The new Orientalist finds adventure in the "wicked sorcery in Asia," discovers "sexual magic in the fleshpots where girls and boys stand behind glass partitions with numbers pinned to their G-strings," finds a place where he can feel "confident, trendy, good-looking." Off to Asia, writes the writer, "I tried to become that person I always wanted to be: extemporaneous, dangerously free, perpetually living in the perpetual now."
Along the way he makes a lot of discoveries. "There are between 2,000-3,000 hired killers in Bangkok." In Tokyo "corruption is so institutionalized that it doesn't even seem corrupt." And he meets other Orientalists.

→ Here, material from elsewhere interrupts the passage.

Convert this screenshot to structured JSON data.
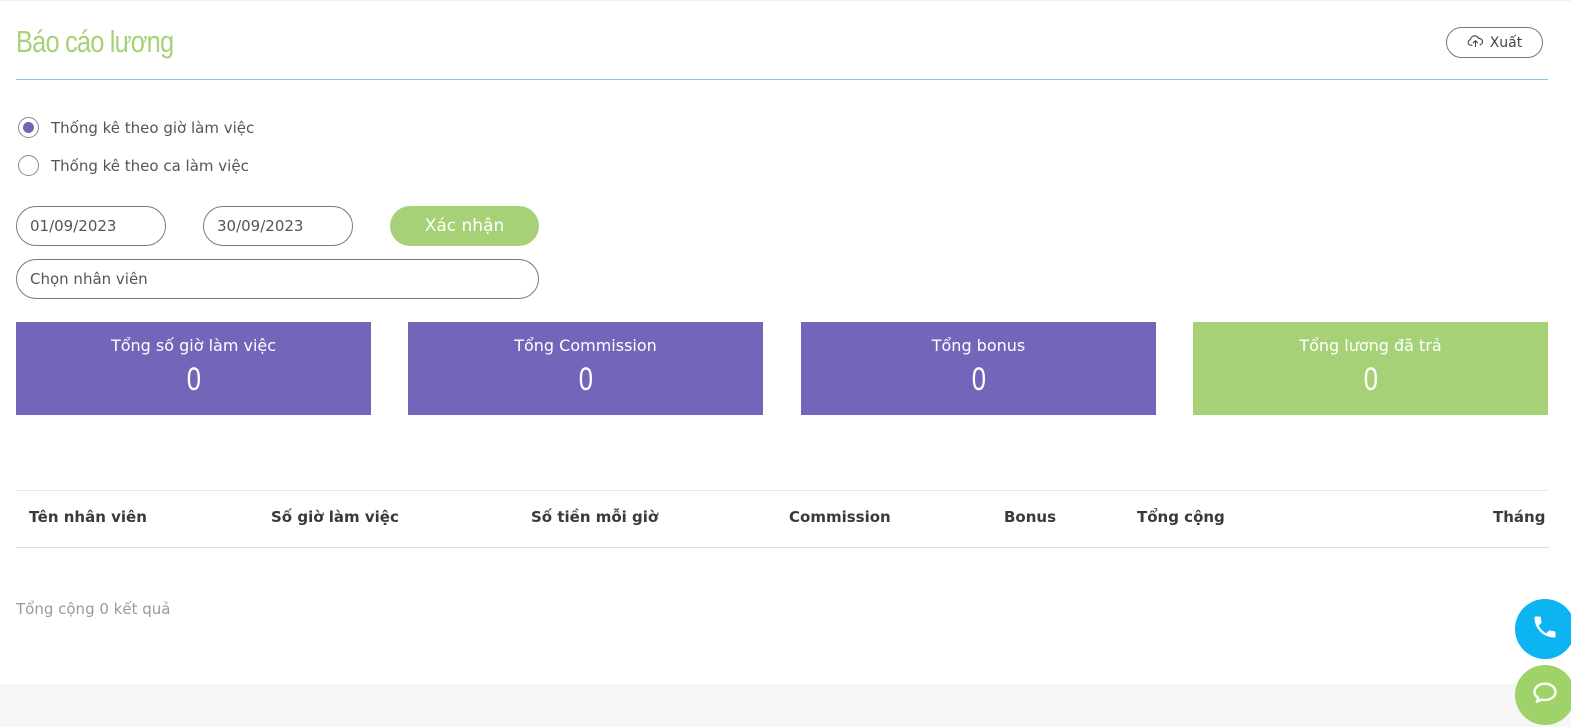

One of them is Dina, who "hops from destination to destination like some wayward location scout for the feature film that is her life, and she never seems to lose patience with those around her, to let down for a second her facade of tranquillity and peace. I envy her. I want to be just like her." Indeed, the teller of this tale is a true wannabe -- many are those with whom he would willingly trade places in his search for an Asian ultimate. And eventually he learns the lesson that travel teaches. "The essence of the circuit is movement, the traveling is an end in itself. There is in this relentless swirl of cool places, great-looking boys and girls and toxic substances, somehow the idea that if you just keep swirling, don't stop the dance, then you will be young and pretty and clever forever."